Using the operation counts above and those listed in [12, Table 2], one can determine that Four\(\mathbb {Q}\)’s variable-base scalar multiplication is expected to be roughly 1.28 times faster than Kummer’s ladder computation (assuming that 1I \(=\) 115M, 1S \(=\) 0.8M, 1A \(=\) 0.1M and 1 word-mul \(=\) 0.25M). Our actual results show that Four\(\mathbb {Q}\) is between 1.3 and 1.7 times faster than Bernstein et al.’s Kummer implementation [7] on different ARM microarchitectures. Therefore, Four\(\mathbb {Q}\) performs even better than expected, demonstrating that its efficient and compact arithmetic enable vector-friendly implementations.

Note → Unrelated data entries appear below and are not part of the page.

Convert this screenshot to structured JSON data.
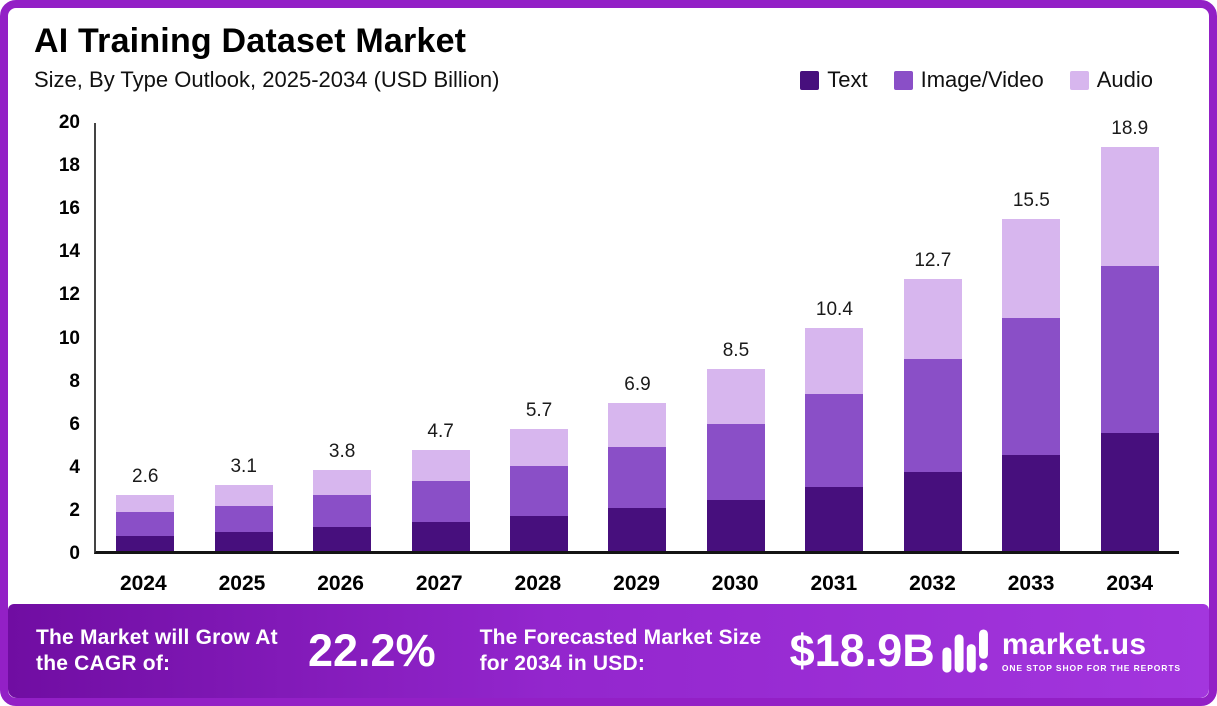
{
  "header": {
    "title": "AI Training Dataset Market",
    "subtitle": "Size, By Type Outlook, 2025-2034 (USD Billion)"
  },
  "chart_data": {
    "type": "bar",
    "stacked": true,
    "title": "AI Training Dataset Market",
    "subtitle": "Size, By Type Outlook, 2025-2034 (USD Billion)",
    "unit": "USD Billion",
    "categories": [
      "2024",
      "2025",
      "2026",
      "2027",
      "2028",
      "2029",
      "2030",
      "2031",
      "2032",
      "2033",
      "2034"
    ],
    "series": [
      {
        "name": "Text",
        "color": "#470f7d",
        "values": [
          0.7,
          0.9,
          1.1,
          1.35,
          1.65,
          2.0,
          2.4,
          3.0,
          3.7,
          4.5,
          5.5
        ]
      },
      {
        "name": "Image/Video",
        "color": "#8a4fc7",
        "values": [
          1.1,
          1.2,
          1.5,
          1.9,
          2.3,
          2.85,
          3.55,
          4.35,
          5.25,
          6.4,
          7.8
        ]
      },
      {
        "name": "Audio",
        "color": "#d7b6ee",
        "values": [
          0.8,
          1.0,
          1.2,
          1.45,
          1.75,
          2.05,
          2.55,
          3.05,
          3.75,
          4.6,
          5.6
        ]
      }
    ],
    "totals": [
      2.6,
      3.1,
      3.8,
      4.7,
      5.7,
      6.9,
      8.5,
      10.4,
      12.7,
      15.5,
      18.9
    ],
    "ylim": [
      0,
      20
    ],
    "yticks": [
      0,
      2,
      4,
      6,
      8,
      10,
      12,
      14,
      16,
      18,
      20
    ],
    "grid": false,
    "legend_position": "top-right"
  },
  "footer": {
    "cagr_label": "The Market will Grow At the CAGR of:",
    "cagr_value": "22.2%",
    "forecast_label": "The Forecasted Market Size for 2034 in USD:",
    "forecast_value": "$18.9B",
    "brand": "market.us",
    "tagline": "ONE STOP SHOP FOR THE REPORTS"
  },
  "colors": {
    "frame": "#9320c6",
    "banner_gradient_start": "#700da2",
    "banner_gradient_end": "#a336de"
  }
}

These results also highlight the effectiveness of the techniques described in Sect. 4.2.

In comparison to Curve25519, our NEON implementation is between 2.1 and 2.5 times faster when computing variable-base scalar multiplication. Our implementation is also significantly faster than state-of-the-art NEON implementations using binary curves; e.g., it is between 4 and 5.6 times faster than the implementation based on the NIST’s standard K-283 curve.

In some cases, even larger speedups are observed for scenarios in which one can exploit precomputations. For example, for signature signing one can leverage the efficiency of fixed-base scalar multiplications to achieve between factor-2.1 and factor-2.8 speedups in comparison to the Kummer surface from [17], which does not support these efficient operations that exploit precomputations.